Однако бог лес не уравнял, а паче того – человеков. И потому каждое дело надо было вершить с умом и с оглядкой. Мешкать было нельзя, а уж спешить – тем более. Паче же всего следовало оберегаться поступков и решений, кои по судейскому недомыслию могли задеть людей сильных и родовитых. И потому редко когда государевы думные дворяне или дьяки какое-либо дело решали враз и единолично – мужики и посадские худые людишки в сей счет не шли – их делишки решал любой подьячий, и долго не волокитил.
В то утро, 22 июня 1643 года от Рождества Христова, Василий Петрович стоял в моленной, поверяя себя Господу. Тихо и благолепно было на душе у Василия Петровича, когда вышел он из моленной в горницу и увидел сидящего у окна Никиту Наумовича.
«Да, в Земском служить – не в Панихидном», – подумал Василий Петрович, сразу же догадавшись, что какие-то неприятные дела привели в неурочный час его помощника.
Беглецов встал, пожал протянутую ему руку. Наумов вопросительно на Беглецова глядел, ждал.
– Дело к тебе, Василий Петрович.
– Говори.
– Тимофея Демьянова Анкудинова изба сгорела. Митяй Коростин на пожаре был, всё сделал гораздо. При пожаре никого в избе не было, то и дивно. Изба пуста, и вдруг под утро, как бы сама по себе горит.
– Почему думаешь – сама по себе?
– Решёточный прикащик Своей Ручьёв видел, как первый сполох из избы над крышей взлетел. Коли бы её кто снаружи поджигал – не так бы она занялась.
– А зачем Тимофею собственную избу жечь?
– То нам и надобно выведать, Василий Петрович.
Наумов задумался. Постучал пальцами по краю стола.

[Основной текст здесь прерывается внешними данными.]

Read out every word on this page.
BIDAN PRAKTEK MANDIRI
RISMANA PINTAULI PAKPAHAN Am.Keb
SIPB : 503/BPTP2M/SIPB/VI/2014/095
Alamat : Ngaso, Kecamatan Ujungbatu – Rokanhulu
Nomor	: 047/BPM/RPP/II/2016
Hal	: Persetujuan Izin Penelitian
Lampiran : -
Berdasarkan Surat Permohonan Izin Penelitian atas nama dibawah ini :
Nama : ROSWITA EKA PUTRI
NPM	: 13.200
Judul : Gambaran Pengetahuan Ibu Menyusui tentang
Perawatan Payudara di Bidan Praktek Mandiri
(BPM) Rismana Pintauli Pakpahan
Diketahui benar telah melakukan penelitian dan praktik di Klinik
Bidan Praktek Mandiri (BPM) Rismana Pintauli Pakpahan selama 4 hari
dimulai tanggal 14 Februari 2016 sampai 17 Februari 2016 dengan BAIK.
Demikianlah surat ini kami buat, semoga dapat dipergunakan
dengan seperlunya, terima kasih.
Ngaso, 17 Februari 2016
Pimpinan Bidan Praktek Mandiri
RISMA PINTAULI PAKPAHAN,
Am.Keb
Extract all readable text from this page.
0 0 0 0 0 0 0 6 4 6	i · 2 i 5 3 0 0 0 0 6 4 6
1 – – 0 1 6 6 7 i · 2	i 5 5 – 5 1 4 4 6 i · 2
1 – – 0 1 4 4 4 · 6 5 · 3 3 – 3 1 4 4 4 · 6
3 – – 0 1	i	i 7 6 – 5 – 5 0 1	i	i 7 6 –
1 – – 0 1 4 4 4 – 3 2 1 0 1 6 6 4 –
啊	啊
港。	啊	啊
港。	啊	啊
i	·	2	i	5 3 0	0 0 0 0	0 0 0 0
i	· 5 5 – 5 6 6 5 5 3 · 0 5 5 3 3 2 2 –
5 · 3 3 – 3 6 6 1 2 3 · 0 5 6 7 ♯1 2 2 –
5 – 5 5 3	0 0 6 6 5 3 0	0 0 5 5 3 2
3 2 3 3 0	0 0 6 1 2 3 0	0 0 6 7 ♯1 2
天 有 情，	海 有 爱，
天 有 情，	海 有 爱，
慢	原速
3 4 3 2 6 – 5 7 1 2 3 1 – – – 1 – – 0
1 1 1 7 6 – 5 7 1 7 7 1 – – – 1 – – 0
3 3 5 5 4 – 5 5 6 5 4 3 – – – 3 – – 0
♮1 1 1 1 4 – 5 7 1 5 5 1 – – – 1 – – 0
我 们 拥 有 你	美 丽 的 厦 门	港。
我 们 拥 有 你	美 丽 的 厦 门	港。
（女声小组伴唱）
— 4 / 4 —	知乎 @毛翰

– То ты добре сделал, Никита Наумович, что дело это до меня довел. Тут хорошо подумать надобно. Помню я, как приехал Анкудинов на Москву жил он немалое время у Ивана Исаковича Патрикеева. А Патрикеев – сам знаешь благодетелю нашему Степану Матвеевичу Проестову первый друг. Так что дело это надо делать без всякой зацепки.
А про Тимошку сегодня же узнай все доподлинно: где он сам и где жёнка его с детишками обретаются и по какой причине изба у них загорелась?
* * *
По дороге в приказ Беглецов прикинул, с чего начнет розыск. Приехав, он первым делом призвал к себе Никодима Пупышева – старого ярыгу, великого мастера по сыску обретавшихся в нетях людишек.
Никодим пожевал беззубым ртом, поглядел в потолок, молча нахлобучил шапку и неспешно вышел.
Вернулся Никодим к полудню с заплаканной молодой бабой. Оставил её на дворе, строго наказав непременно его дожидаться, а сам нырнул в приказную избу.
– Привел, Никита Наумович.
– Тимошку?
– Жёнку его Наталью.
– А Тимошка где?
– Того она не ведает.
– А ну, веди жёнку ко мне.
Наталья Анкудинова, молодая, круглолицая баба, с лицом опухшим от слез, войдя, испуганно покосилась на Беглецова, и не ожидая вопросов, с порога заголосила:
– И ничегошеньки-то я не знаю, ничего не ведаю! И чего он ко мне пристал? Хоть бы ты, господине, велел ему отстать от меня!
Беглецов молча глядел на Наталью, которая причитала и не умолкая всхлипывала.
– Ты чья будешь, красавица? – спросил Беглецов тихо и ласково.
Наталья мгновенно замолкла, недоуменно глядя на Беглецова.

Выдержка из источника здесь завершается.